春野菜いろいろ
宗祖がお手紙の中で「冬は必ず春となる」とおっしゃったように、生きていればいろんなことがあるわけですが、寒い冬に耐えたあとには必ずあたたかな春がやってきます。
また春は芽吹きの季節でもありますので、今回は春野菜について書いてみました。
春に旬を迎える野菜と言えば、春キャベツや新玉ねぎといた甘味たっぷりの野菜、品のある香りで楽しませてくれる日本のハーブのセリをはじめたくさんあり、毎年食卓から春を実感させてくれています。
それからキノコと言えば秋? いえいえ、椎茸は春と秋の二回が旬となっており、春椎茸という俳句の季語もあるくらいです。ちなみに春のフキをつくだ煮にして冷蔵庫にしまっておくと、秋に食べ頃になります。
また普段は乾物を使うワカメなんていうのも春先に収穫される海の野菜で、春には生わかめが出回り、同じくこの季節に採れるタケノコと一緒に煮た若竹煮が、これまたとても春を感じさせてくれる一品です。
それで前置きが長くなりましたが、私が今回お薦めしたい春野菜は「アスパラガス」です。最近はメキシコ産をはじめ外国産のものが年中売られていますが、私は特に春に出回るアスパラガスの甘味、うまみ、香りが大好きで、花より団子派の私には、桜よりアスパラガスのほうがちょっと楽しみになっているくらいです。
私がかつて10ヶ月ほど住んだイギリスの田舎町では、アスパラガスの出荷時期になるとみんなこぞって農場に直接買いに行くほど、春の到来を実感できる食卓の主役になっていました。
イギリスというところは本来テーブルマナーにうるさい国ですが、この野菜に関しては独自のルールがあるんです。

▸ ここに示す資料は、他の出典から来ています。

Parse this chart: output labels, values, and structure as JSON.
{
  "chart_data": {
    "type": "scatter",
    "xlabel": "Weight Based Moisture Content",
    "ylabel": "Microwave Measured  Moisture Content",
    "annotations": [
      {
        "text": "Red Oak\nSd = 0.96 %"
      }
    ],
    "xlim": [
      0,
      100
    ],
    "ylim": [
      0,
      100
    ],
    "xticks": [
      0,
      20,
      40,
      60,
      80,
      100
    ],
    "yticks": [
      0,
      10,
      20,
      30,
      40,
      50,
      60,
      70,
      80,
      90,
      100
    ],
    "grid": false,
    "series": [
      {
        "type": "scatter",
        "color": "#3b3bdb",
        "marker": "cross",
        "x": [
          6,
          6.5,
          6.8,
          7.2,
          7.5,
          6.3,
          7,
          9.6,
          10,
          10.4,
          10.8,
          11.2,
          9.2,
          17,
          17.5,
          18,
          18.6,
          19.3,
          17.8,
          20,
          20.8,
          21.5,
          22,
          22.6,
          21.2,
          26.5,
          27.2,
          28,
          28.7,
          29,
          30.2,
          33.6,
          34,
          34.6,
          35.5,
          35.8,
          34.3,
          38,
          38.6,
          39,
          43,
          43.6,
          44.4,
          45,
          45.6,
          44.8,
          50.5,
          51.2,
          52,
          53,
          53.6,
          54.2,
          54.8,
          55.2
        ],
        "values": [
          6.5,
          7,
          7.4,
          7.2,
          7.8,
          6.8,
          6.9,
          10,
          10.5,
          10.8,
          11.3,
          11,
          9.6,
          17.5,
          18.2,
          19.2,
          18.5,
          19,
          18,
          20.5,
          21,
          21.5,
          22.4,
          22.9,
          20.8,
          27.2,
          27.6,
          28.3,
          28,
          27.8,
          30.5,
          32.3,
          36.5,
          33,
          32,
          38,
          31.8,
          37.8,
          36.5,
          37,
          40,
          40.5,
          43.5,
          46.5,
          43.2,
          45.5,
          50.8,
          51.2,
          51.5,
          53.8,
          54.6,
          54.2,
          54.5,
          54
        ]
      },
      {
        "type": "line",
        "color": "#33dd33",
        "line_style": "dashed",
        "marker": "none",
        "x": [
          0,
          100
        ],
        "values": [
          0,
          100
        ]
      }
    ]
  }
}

それは、切らずにまるごとゆでたアスパラを皿に盛り、1本ずつ根元を手でつまんで頭の高さまで持ち上げ、あごを持ち上げてアスパラの穂先のほうからかぶりついて食べるというのが許されていると、公立中学校の元教頭先生が実際に家族と囲んだ食卓で私に教えてくれました。その時私もご家族にならって同じように食べると、美味しく楽しく食べることができ、ますますアスパラガスのファンになったわけです。
みなさんもこんな食べ方いかがでしょうか。
アスパラガスに見習う
みなさんはアスパラガスが地面から生えているところをご覧になったことはあるでしょうか?
ツクシなんかもそうですが、寒い冬に着々と準備を進め、春になると地面から太陽に向かってまっすぐ穂先を伸ばしています。
私はあの姿を思い出すたび、調子は上々、景気が上向きなどなど、いいことは上を向くんだなあとか、やっぱりうつむいていちゃだめだなあ、春風のように気分よく「上を向いて歩こう」じゃないかってことだな、なんて勝手に思っているわけです。
ちなみにアスパラガスには、名前からして想像できるアスパラギン酸というアミノ酸が含まれています。これはアスパラガスから発見されたもので、人体には毒素となるアンモニアの分解と排出を促し、そして疲労回復に役立つ栄養素だそうです。なるほど、心身ともに元気にしてくれる春野菜ということです。
アスパラガスの選び方ですが、穂先がしまり、太めのものを選ぶことです。それから長さです。お店に行くと長いものと少し短めのものが売られています。実はこの野菜は出荷する時の長さが決められているものの、日がたつと根元のほうからしおれていくので、そこをカットすれば短くなるということです。つまり長いもののほうが新鮮となりますから、お財布に余裕のある時は長いものを選びましょう。
それから買ってきたらすぐに食べるのが理想ですが、保存する場合はぬらした新聞紙にくるみ、冷蔵庫の中で生えている時のように立てておくことです。アスパラガスを寝かせるとドアを開け閉めする時のわずかな光に反応し、穂先は上に向かって伸びようとするので、余計なストレスを抱えてエネルギーを消耗するぶん栄養が損なわれ、早く傷んでしまうんだそうです。どうしても寝かせたい時は、軽くゆでてから保存袋に入れて冷凍しましょう。
そんなことで好きな春野菜を美味しく食べて元気をもらい、アスパラガスのどんな状況でも上を向こうとするたくましさを見習っていこうじゃありませんか。